L'armée d'Afrique débarque en deuxième vague en Provence,
le 16 août 1944. Les troupes françaises sont sous le commandement du général de Lattre
de Tassigny. La libération des grandes villes françaises peut commencer. La 3ème DIA,
sous la direction du général de Monsabert, entre la première à Toulon, puis fonce sur
Marseille qui est libéré le 29 août. Associés aux Algériens, les goumiers marocains,
sous le commandement du général Guillaume, participent à la libération de la cité
phocéenne. Marseille libérée, c'est la remontée de la vallée du Rhône qui commence.
Lyon est libérée le 3 septembre, et le 12, c'est la rencontre, à proximité de Dijon,
avec la 2ème D.B. de Leclerc qui a débarqué en Normandie et vient de libérer Paris.
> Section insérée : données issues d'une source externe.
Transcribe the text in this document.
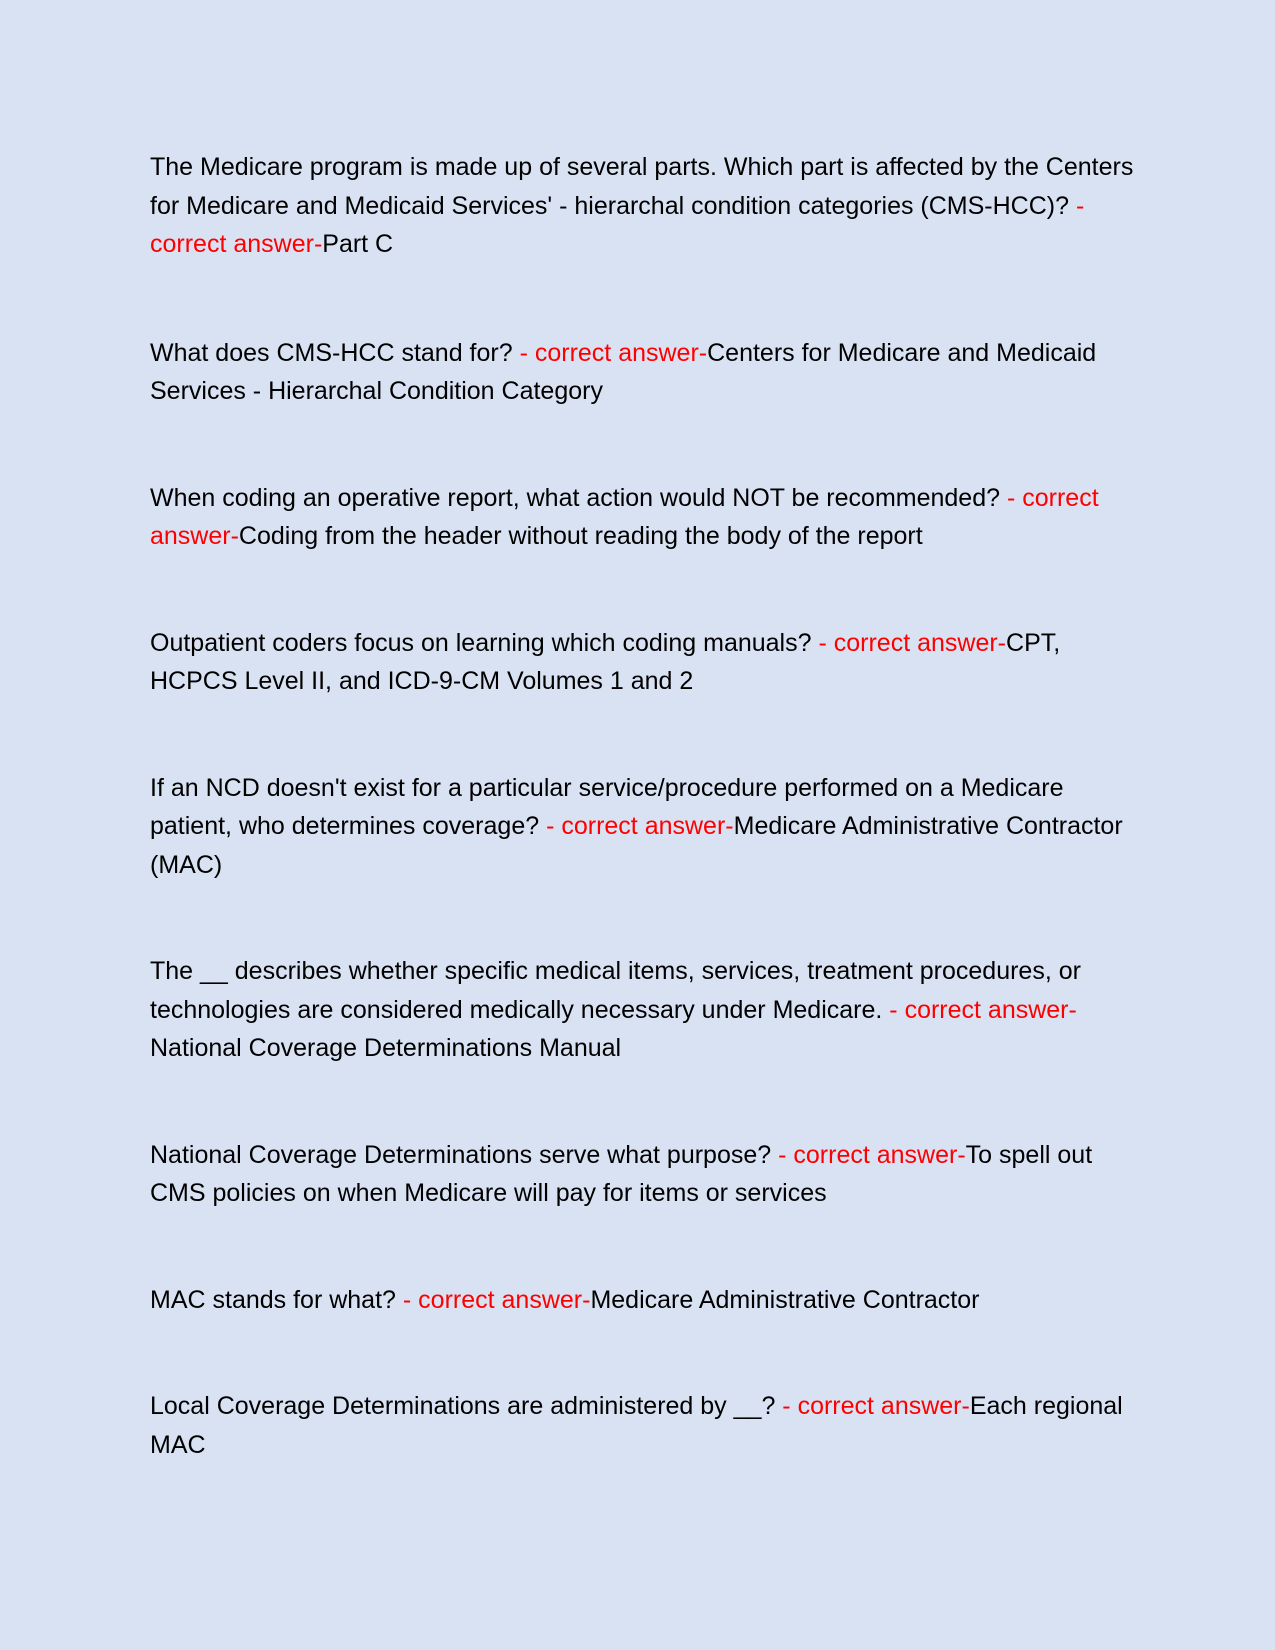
The Medicare program is made up of several parts. Which part is affected by the Centers for Medicare and Medicaid Services' - hierarchal condition categories (CMS-HCC)? - correct answer-Part C

What does CMS-HCC stand for? - correct answer-Centers for Medicare and Medicaid Services - Hierarchal Condition Category

When coding an operative report, what action would NOT be recommended? - correct answer-Coding from the header without reading the body of the report

Outpatient coders focus on learning which coding manuals? - correct answer-CPT, HCPCS Level II, and ICD-9-CM Volumes 1 and 2

If an NCD doesn't exist for a particular service/procedure performed on a Medicare patient, who determines coverage? - correct answer-Medicare Administrative Contractor (MAC)

The __ describes whether specific medical items, services, treatment procedures, or technologies are considered medically necessary under Medicare. - correct answer-National Coverage Determinations Manual

National Coverage Determinations serve what purpose? - correct answer-To spell out CMS policies on when Medicare will pay for items or services

MAC stands for what? - correct answer-Medicare Administrative Contractor

Local Coverage Determinations are administered by __? - correct answer-Each regional MAC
La
progression est dès lors plus difficile, et les pertes sont lourdes. "Selon de
Lattre, à la mi-décembre 1944, les pertes (morts, blessés, malades et disparus)
s'élèvent à 30 % chez les tabors marocains et à la 4ème DMM, à 50 % à la 2ème DMM
et 9ème DIC, et atteignent même 109 % à la 3ème DIA (ce dernier pourcentage s'explique
par le fait que tous les hommes de la division ont été au moins une fois blessés ou
malades entre août et décembre 1944)." (TDC 692, page 14)
Belfort a été atteint le 14 novembre par de Lattre, Strasbourg le 23 par Leclerc.
Durant l'hiver les troupes françaises passent en Allemagne. Le 6 mai 1945, la 2ème DIM
est à la sortie du tunnel de l'Arlberg. Le 8 mai, c'est le général de Lattre de
Tassigny qui, au nom de la France reçoit la capitulation de l'Allemagne nazie, aux
côtés de Montgomery, Eisenhower et Joukov.
Comme nous venons de le voir à travers ce bref résumé, le
rôle de l'armée d'Afrique a été primordial dans la libération de la France, et
surtout dans le mécanisme qui place incontestablement la France du côté des vainqueurs
le 8 mai 9145. René Pleven peut alors déclarer : "En ce moment, la France est sans
doute plus consciente qu'elle ne l'a jamais été de la valeur de ses colonies". Le
prix payé pour en arriver là est élevé pour les troupes de la 1ère armée. Aux
chiffres déjà cités pour les pertes en Italie, viennent s'ajouter ceux concernant la
période du 15 aout 1944 au 8 mai 1945, en France et en Allemagne. 9237 tués, dont 5260
Nord Africains, et 34714 blessés dont 18531 Nord Africains.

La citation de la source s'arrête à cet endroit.